A hosted zone with exactly same identical records to the old one

Actual behaviour

most of the records have a trailing dot. The way one notices is by doing this:

aws route53 list-resource-record-sets --hosted-zone-id $oldhostedzoneid --output json > old.domainname.json
# ---switch accounts
aws route53 list-resource-record-sets --hosted-zone-id $newhostedzoneid --output json > new.domainname.json
diff new.domainname.json old.domainname.json

the output shows a lot of these:

...
872c872
<                     "Value": "cname.vercel-dns.com."
---
>                     "Value": "cname.vercel-dns.com"
...

Note the trailing dot in the record on the 2nd line, from new.domainname.json

As far as I know, the standard treats both values with and without the trailing dot as valid, where the former is preferred. Also, the route53 docs say the same. Still, it's pretty confusing when the input doesn't match the output.

From RFC1035:

Domain names that end in a dot are called absolute, and are taken as complete. Domain names which do not end in a dot are called relative; the actual domain name is the concatenation of the relative part with an origin specified in a $ORIGIN, $INCLUDE, or as an argument to the master file loading routine.

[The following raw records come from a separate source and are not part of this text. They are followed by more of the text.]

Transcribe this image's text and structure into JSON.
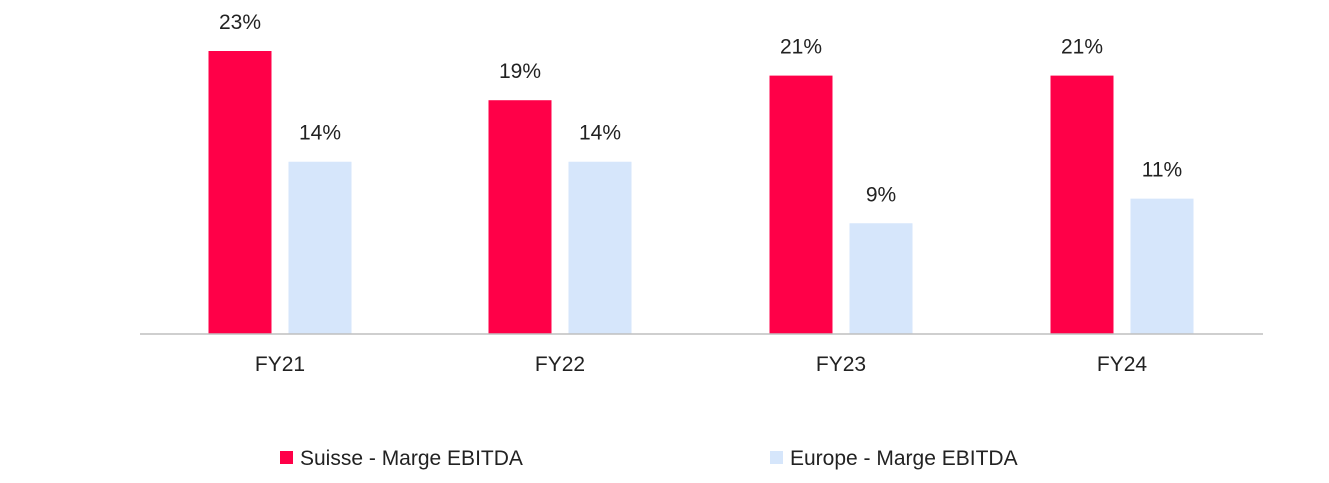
{
  "chart_data": {
    "type": "bar",
    "categories": [
      "FY21",
      "FY22",
      "FY23",
      "FY24"
    ],
    "series": [
      {
        "name": "Suisse - Marge EBITDA",
        "values": [
          23,
          19,
          21,
          21
        ],
        "labels": [
          "23%",
          "19%",
          "21%",
          "21%"
        ],
        "color": "#FF0048"
      },
      {
        "name": "Europe - Marge EBITDA",
        "values": [
          14,
          14,
          9,
          11
        ],
        "labels": [
          "14%",
          "14%",
          "9%",
          "11%"
        ],
        "color": "#D6E6FB"
      }
    ],
    "title": "",
    "xlabel": "",
    "ylabel": "",
    "ylim": [
      0,
      23
    ],
    "grid": false,
    "legend_position": "bottom"
  }
}
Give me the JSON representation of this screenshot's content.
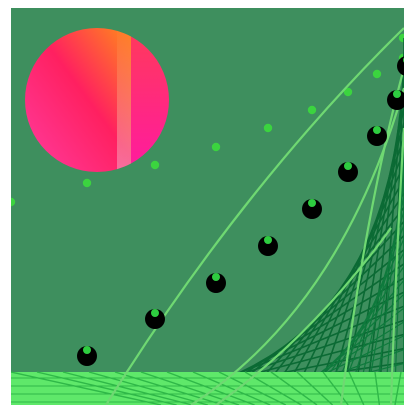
{
  "scene": {
    "background_color": "#3e8f5e",
    "ground_color": "#5fe86a",
    "mesh_color": "#0b6a34",
    "curve_color": "#6fd872",
    "ball_color": "#000000",
    "ball_highlight_color": "#2ecc40",
    "dot_color": "#3bd43f"
  },
  "sun": {
    "icon": "sun-circle",
    "gradient_colors": [
      "#ff8a1a",
      "#ff2060",
      "#ff3ca0"
    ],
    "right_panel_colors": [
      "#ff6a3a",
      "#f0a0c8"
    ]
  },
  "balls": {
    "count": 9,
    "icon": "black-ball"
  },
  "dots": {
    "count": 10,
    "icon": "green-dot"
  }
}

A relative name is an error when no origin is available.

Amazon would appear to actually be the one at fault here, since they treat all domain names as absolute whether they end in a dot or not. cli53 has to export those records as absolute since that's what Amazon means. Other DNS services will interpret them as relative domain names, which means your "cname.vercel-dns.com" would be interpreted as "cname.vercel-dns.com.vercel-dns.com." (assuming it was in a zone for "vercel-dns.com."), which is not the same record that R53 is providing. But once it's been corrected, there's not any real way to know if the original was correctly or incorrectly specified.